Ten years after the U.S. economy started recovering, it cannot produce as many jobs as it could before. There are a couple of reasons for this. First, the number of workers has decreased, and furthermore, the employers fear the consequences of the trade war with China.
Economists hope to see around 165,000 open job positions in the job report for June that is due on Friday, which would be a major increase after the disappointing 75,000 jobs offered in May. However, the ADP report showed that there were only 102,000 private job openings and sunk the expectations for the official report.
This job report provides an essential piece of information for the Fed and is about to be published at the end of this month. If the job growth continues to slow down or wages go down, that is going to be an indicator that it’s time for the interest rate cut. It is expected that the June report is going to show that unemployment stands at 3.6% and the average hourly wage has risen by 0.3%.
Economy specialist Chris Rupkey said that the low unemployment rate clearly showed that there was a shortage of workers in America. He also added that he took the ADP report with a grain of salt. He wonders whether the number of 200,000 jobs offered would become a distant memory.
People shouldn’t take the ADP report as a reliable assessment of the state of affairs on the employment market since it has shown considerably different numbers than the government’s job report in May. The initial ADP projection for May was that there were only 27,000 jobs available and was later corrected to 40,000 which was still far from the official number of 75,000.
However, this report served as an announcement of the employment slowdown later presented in the government report. While the number of jobs is going down, some other employment factors remain strong. Thus, according to data from the labor market, the number of unemployment claims has significantly dropped in June to 221,000.

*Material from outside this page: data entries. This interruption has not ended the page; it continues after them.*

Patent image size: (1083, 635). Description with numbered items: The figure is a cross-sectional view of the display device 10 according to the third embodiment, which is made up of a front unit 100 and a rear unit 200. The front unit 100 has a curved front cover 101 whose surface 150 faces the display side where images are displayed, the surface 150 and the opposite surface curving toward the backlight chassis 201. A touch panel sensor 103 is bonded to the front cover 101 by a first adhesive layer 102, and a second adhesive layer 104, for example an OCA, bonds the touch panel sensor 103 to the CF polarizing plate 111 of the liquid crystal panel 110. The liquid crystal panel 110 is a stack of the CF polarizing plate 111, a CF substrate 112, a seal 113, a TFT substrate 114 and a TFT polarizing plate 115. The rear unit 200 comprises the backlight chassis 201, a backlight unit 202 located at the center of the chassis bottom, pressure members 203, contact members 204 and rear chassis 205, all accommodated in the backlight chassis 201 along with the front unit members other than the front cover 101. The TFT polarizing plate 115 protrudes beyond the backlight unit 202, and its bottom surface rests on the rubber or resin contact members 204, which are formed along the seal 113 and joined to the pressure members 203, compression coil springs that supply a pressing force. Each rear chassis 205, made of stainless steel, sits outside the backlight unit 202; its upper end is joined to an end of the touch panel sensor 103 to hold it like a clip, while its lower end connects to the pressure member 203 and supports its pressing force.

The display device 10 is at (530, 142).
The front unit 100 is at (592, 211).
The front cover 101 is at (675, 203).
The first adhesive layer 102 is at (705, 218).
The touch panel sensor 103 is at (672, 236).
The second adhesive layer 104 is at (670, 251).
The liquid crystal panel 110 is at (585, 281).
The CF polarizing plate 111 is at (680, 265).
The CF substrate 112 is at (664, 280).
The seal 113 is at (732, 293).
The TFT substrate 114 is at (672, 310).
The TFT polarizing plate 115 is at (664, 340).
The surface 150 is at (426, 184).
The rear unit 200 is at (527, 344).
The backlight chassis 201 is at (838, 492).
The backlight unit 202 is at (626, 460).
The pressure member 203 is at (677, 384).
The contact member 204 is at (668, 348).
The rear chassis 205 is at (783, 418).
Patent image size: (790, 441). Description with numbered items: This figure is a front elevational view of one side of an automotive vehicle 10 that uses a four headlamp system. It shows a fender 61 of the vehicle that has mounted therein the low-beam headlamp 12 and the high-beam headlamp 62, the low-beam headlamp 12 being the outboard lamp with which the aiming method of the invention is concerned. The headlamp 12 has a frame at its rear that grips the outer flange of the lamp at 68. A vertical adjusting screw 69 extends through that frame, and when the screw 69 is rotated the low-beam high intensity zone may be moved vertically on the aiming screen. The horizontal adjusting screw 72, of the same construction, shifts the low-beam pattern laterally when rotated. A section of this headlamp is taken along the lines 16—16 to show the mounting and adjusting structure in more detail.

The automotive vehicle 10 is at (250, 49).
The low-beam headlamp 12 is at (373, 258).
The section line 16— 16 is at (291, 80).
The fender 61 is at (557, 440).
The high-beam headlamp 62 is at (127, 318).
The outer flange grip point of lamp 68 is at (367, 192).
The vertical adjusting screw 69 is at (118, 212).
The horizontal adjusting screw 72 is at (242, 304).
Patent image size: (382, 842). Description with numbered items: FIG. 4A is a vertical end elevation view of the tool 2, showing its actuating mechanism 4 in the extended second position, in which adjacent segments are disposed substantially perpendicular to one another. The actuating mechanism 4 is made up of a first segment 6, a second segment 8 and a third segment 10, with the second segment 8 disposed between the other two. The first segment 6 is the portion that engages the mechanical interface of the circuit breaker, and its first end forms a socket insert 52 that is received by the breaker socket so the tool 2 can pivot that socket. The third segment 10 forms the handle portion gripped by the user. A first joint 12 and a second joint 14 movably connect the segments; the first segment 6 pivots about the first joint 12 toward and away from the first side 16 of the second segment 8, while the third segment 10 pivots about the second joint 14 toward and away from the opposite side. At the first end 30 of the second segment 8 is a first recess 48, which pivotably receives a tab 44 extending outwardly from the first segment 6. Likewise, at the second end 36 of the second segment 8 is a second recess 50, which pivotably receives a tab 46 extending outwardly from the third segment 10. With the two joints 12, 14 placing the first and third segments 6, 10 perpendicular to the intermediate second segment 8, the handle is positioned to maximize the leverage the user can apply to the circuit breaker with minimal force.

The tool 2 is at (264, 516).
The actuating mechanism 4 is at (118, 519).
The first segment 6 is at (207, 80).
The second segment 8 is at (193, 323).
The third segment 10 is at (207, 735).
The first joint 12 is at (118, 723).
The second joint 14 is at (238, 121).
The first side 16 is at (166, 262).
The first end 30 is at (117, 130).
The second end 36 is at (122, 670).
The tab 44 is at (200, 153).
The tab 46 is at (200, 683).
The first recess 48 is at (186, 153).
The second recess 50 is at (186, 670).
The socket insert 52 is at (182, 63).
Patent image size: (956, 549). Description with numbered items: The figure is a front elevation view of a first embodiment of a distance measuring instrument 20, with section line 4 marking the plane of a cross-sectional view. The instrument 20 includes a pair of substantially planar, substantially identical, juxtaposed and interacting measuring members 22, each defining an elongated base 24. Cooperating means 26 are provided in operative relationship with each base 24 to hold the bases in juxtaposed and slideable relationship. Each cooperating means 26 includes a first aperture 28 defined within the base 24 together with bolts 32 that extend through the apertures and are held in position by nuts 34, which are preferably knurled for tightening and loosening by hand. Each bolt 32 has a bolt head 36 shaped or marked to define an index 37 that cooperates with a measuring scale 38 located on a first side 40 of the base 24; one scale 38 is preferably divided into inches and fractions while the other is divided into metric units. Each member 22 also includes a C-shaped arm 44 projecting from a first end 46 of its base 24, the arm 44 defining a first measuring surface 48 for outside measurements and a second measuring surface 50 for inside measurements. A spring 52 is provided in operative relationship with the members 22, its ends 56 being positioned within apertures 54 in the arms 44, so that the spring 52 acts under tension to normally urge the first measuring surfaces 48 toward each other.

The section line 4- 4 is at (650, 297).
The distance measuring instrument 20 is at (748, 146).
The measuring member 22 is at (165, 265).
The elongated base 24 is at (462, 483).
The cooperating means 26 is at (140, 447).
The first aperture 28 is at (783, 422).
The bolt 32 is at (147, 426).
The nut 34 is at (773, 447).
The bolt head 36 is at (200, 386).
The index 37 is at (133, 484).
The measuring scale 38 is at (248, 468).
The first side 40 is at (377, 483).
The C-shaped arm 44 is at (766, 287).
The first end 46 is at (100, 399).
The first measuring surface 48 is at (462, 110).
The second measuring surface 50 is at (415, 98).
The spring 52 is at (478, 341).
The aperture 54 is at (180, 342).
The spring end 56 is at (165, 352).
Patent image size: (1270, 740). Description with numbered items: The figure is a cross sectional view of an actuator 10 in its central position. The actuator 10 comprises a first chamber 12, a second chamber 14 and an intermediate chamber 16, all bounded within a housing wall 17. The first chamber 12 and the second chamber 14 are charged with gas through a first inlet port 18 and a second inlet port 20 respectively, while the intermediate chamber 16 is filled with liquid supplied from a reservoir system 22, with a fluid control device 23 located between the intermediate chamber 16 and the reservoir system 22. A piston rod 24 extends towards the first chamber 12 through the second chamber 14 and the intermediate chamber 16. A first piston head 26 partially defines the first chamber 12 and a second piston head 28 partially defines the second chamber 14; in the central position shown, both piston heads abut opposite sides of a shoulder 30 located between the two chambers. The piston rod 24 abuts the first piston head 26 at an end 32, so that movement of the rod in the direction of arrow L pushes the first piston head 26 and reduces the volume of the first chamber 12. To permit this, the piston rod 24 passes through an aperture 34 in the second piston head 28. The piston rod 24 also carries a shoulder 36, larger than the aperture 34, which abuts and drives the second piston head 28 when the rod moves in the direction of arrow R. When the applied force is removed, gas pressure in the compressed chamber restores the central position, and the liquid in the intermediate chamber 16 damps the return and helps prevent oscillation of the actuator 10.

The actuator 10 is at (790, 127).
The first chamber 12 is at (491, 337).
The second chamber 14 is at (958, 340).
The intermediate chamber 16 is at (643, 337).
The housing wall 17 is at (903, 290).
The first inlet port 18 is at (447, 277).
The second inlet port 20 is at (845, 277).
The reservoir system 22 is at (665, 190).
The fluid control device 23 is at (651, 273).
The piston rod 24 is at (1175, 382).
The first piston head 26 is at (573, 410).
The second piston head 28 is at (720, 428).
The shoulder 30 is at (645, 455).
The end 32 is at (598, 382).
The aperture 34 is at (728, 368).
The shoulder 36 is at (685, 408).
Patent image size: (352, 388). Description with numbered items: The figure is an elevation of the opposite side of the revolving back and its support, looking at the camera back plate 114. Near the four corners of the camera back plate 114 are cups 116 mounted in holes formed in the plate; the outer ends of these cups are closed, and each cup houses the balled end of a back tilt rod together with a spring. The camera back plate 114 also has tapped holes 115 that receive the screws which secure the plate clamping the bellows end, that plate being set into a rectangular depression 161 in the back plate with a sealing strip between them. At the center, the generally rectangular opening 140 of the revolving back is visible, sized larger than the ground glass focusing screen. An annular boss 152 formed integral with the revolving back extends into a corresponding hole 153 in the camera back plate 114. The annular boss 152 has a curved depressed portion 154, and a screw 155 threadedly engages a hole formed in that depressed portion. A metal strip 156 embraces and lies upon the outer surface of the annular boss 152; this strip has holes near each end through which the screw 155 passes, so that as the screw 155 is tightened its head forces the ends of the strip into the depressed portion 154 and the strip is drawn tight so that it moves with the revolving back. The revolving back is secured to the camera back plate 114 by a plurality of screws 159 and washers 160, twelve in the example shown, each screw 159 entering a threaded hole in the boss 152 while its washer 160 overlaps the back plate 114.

The worrying fact about the ADP report is that it showed there were 37,000 fewer jobs available in small businesses that employ up to 19 people. Small businesses present a real booster of every economy, so to see a decline in this sector is never a positive sign.
It is still unknown how many employers hold their breath when hiring because they are worried about the trade war consequences and taxes and not so much about this slowdown.
What raises another red flag is a decline in the manufacturing sector and investment spending.
Rupkey stated that weak job offer two months in a row would certainly be a bad sign that would incite the Federal Reserve to implement rate cuts. However, he supposed this move would be expected on the market and that the economy wouldn’t go downhill because the consumers were still strong.
For another economy expert, Diane Swonk, this decrease in the labor market didn’t come as a surprise, and she actually thinks it was expected, and it has been going on since last year. The issue that the Fed should take seriously, in her opinion, is the rate of the wage growth that hasn’t been optimistic lately either. She thinks it is essential to keep this rate around 3%.
Mark Zandy from Moody’s Analytics estimates that the official job report is going to show 135,000 jobs available in June and that this number will reflect both a shortage in workforce and concerns about the impact of the trade war on the economy.
He adds that the ADP report presents the state of things in the private sector and that the official report is going to be packed with government jobs.
For Mark Zandi, the trade war is the main cause for this steep decline on the job market. He compares estimated 165,000 today with 225,000 open positions the same time last year saying that this number could drop to 150,000 or even less.
Specialists at J.P. Morgan are not that gloomy though. They expect the official number to hit the 140,000 mark saying that after they had studied all the relevant data, they thought that the decline in job offer wasn’t so terrifying after all.